Попытки сделать это не удавались ни англичанам, которые разведывали Северо-восточный путь еще в XVI веке, ни голландцу Виллему Баренцу - он трижды пытался совершить такое плавание в самом конце того же XVI столетия, но каждый раз неудачно. Впрочем, после плаваний Баренца осталась хорошая память о нем - море, названное его именем. И лишь одному человеку суждено было пройти Северо-восточным путем до Русанова - шведскому путешественнику Нилсу Адольфу Норденшельду.

4 июля 1878 года он вышел из Гётеборга на судне "Вега". Оно прошло благополучно почти через все моря Северного Ледовитого океана - в тот год была исключительно благоприятная ледовая обстановка. Но когда до входа в Берингов пролив оставалось только 200 километров, судно все-таки было затерто льдами. Вынужденная зимовка продолжалась десять месяцев. Потом "Вега" вышла в Тихий океан.

Впоследствии, вспоминая тот момент, когда судно, победившее льды, огибало мыс Дежнева, путешественник написал: "Теперь, наконец, достигнута цель, к которой столько наций стремилось... не только без потери жизни кого-либо из путников, но и даже без болезней участников предприятия и без малейшего повреждения на корабле. Кроме того, опыт исполнен при обстоятельствах, которые показывают, что то же дело может совершаться несколько лет подряд, а может быть, и ежегодно в течение нескольких недель".

Ежегодно? Да нет, почти 35 лет прошло со времени плавания Норденшельда, и никому больше не удавалось повторить его удачу. В чем тут причина? Русанов, прекрасно понимая важность освоения Северо-восточного пути, считал, что причина неудач кроется в том, что моряки стараются держаться слишком близко к берегу. Он полагал, что ближе к северу океан должен быть меньше загроможден льдами, и написал об этом в своей статье "Возможно ли срочное судоходство между Архангельском и Сибирью". Вывод, казалось бы, нелогичный... Но Русанов считал: где-то около 80° с. ш. в Северном Ледовитом океане есть подводное теплое течение и, значит, льдов там не может быть.

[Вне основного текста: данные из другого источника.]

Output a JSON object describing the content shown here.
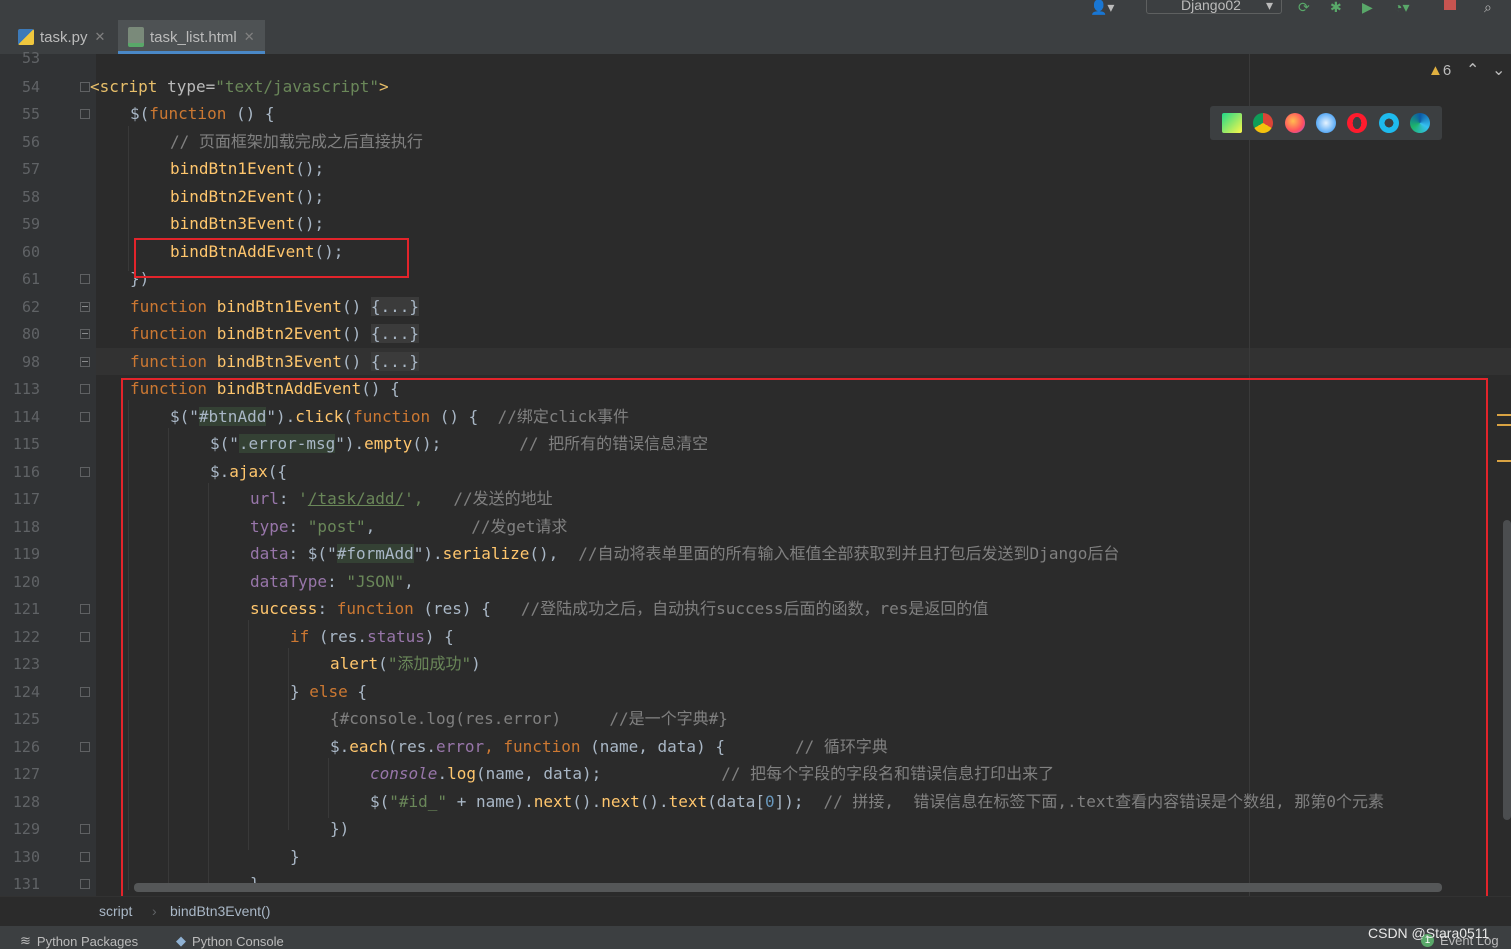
{
  "toolbar": {
    "run_config": "Django02",
    "icons": [
      "user-icon",
      "run-icon",
      "debug-icon",
      "coverage-icon",
      "profile-icon",
      "stop-icon",
      "search-icon"
    ]
  },
  "tabs": [
    {
      "label": "task.py",
      "icon": "python-file-icon",
      "active": false
    },
    {
      "label": "task_list.html",
      "icon": "html-file-icon",
      "active": true
    }
  ],
  "editor": {
    "warnings_count": "6",
    "browsers": [
      "pycharm-icon",
      "chrome-icon",
      "firefox-icon",
      "safari-icon",
      "opera-icon",
      "ie-icon",
      "edge-icon"
    ],
    "line_numbers": [
      "53",
      "54",
      "55",
      "56",
      "57",
      "58",
      "59",
      "60",
      "61",
      "62",
      "80",
      "98",
      "113",
      "114",
      "115",
      "116",
      "117",
      "118",
      "119",
      "120",
      "121",
      "122",
      "123",
      "124",
      "125",
      "126",
      "127",
      "128",
      "129",
      "130",
      "131"
    ],
    "lines": {
      "l54_a": "<script ",
      "l54_b": "type=",
      "l54_c": "\"text/javascript\"",
      "l54_d": ">",
      "l55_a": "$(",
      "l55_b": "function",
      "l55_c": " () {",
      "l56": "// 页面框架加载完成之后直接执行",
      "l57": "bindBtn1Event",
      "l58": "bindBtn2Event",
      "l59": "bindBtn3Event",
      "l60": "bindBtnAddEvent",
      "call_suffix": "();",
      "l61": "})",
      "kw_function": "function",
      "l62_name": "bindBtn1Event",
      "l80_name": "bindBtn2Event",
      "l98_name": "bindBtn3Event",
      "folded": "{...}",
      "parens": "() ",
      "l113_name": "bindBtnAddEvent",
      "l113_tail": "() {",
      "l114_a": "$(\"",
      "l114_sel": "#btnAdd",
      "l114_b": "\").",
      "l114_click": "click",
      "l114_c": "(",
      "l114_fn": "function",
      "l114_d": " () {  ",
      "l114_cm": "//绑定click事件",
      "l115_a": "$(\"",
      "l115_sel": ".error-msg",
      "l115_b": "\").",
      "l115_empty": "empty",
      "l115_c": "();",
      "l115_cm": "// 把所有的错误信息清空",
      "l116_a": "$.",
      "l116_ajax": "ajax",
      "l116_b": "({",
      "l117_key": "url",
      "l117_q1": "'",
      "l117_url": "/task/add/",
      "l117_q2": "',",
      "l117_cm": "//发送的地址",
      "l118_key": "type",
      "l118_val": "\"post\"",
      "l118_cm": "//发get请求",
      "l119_key": "data",
      "l119_a": "$(\"",
      "l119_sel": "#formAdd",
      "l119_b": "\").",
      "l119_ser": "serialize",
      "l119_c": "(),",
      "l119_cm": "//自动将表单里面的所有输入框值全部获取到并且打包后发送到Django后台",
      "l120_key": "dataType",
      "l120_val": "\"JSON\"",
      "l121_key": "success",
      "l121_fn": "function",
      "l121_b": " (res) {",
      "l121_cm": "//登陆成功之后，自动执行success后面的函数，res是返回的值",
      "l122_if": "if",
      "l122_a": " (res.",
      "l122_status": "status",
      "l122_b": ") {",
      "l123_alert": "alert",
      "l123_str": "\"添加成功\"",
      "l124_a": "} ",
      "l124_else": "else",
      "l124_b": " {",
      "l125_cm": "{#console.log(res.error)     //是一个字典#}",
      "l126_a": "$.",
      "l126_each": "each",
      "l126_b": "(res.",
      "l126_error": "error",
      "l126_c": ", ",
      "l126_fn": "function",
      "l126_d": " (name, data) {",
      "l126_cm": "// 循环字典",
      "l127_console": "console",
      "l127_dot": ".",
      "l127_log": "log",
      "l127_a": "(name, data);",
      "l127_cm": "// 把每个字段的字段名和错误信息打印出来了",
      "l128_a": "$(",
      "l128_str": "\"#id_\"",
      "l128_b": " + name).",
      "l128_next1": "next",
      "l128_c": "().",
      "l128_next2": "next",
      "l128_d": "().",
      "l128_text": "text",
      "l128_e": "(data[",
      "l128_zero": "0",
      "l128_f": "]);",
      "l128_cm": "// 拼接,  错误信息在标签下面,.text查看内容错误是个数组, 那第0个元素",
      "l129": "})",
      "l130": "}",
      "l131": "}"
    }
  },
  "breadcrumb": {
    "item1": "script",
    "sep": "›",
    "item2": "bindBtn3Event()"
  },
  "bottom_bar": {
    "python_packages": "Python Packages",
    "python_console": "Python Console",
    "event_log": "Event Log",
    "event_badge": "1"
  },
  "watermark": "CSDN @Stara0511"
}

Впрочем, он полностью отдавал себе отчет в том, что пока это лишь гипотеза. Гипотеза будет доказана, когда все предположения будут подтверждены бесспорными доказательствами. И есть только один способ найти доказательства - успешное плавание. Он готовился к этому плаванию даже тогда, когда был занят другими делами.

В 1912 году авторитет Владимира Русанова как полярного исследователя и геолога был очень высок. Именно ему, бывшему политическому ссыльному, русское правительство дало важное поручение - разведать запасы каменного угля на Шпицбергене. Приняв предложение, Русанов отправился в Норвегию, чтобы купить судно для предстоящей экспедиции. Вместе с ним отправился будущий капитан этого судна - Александр Степанович Кучин.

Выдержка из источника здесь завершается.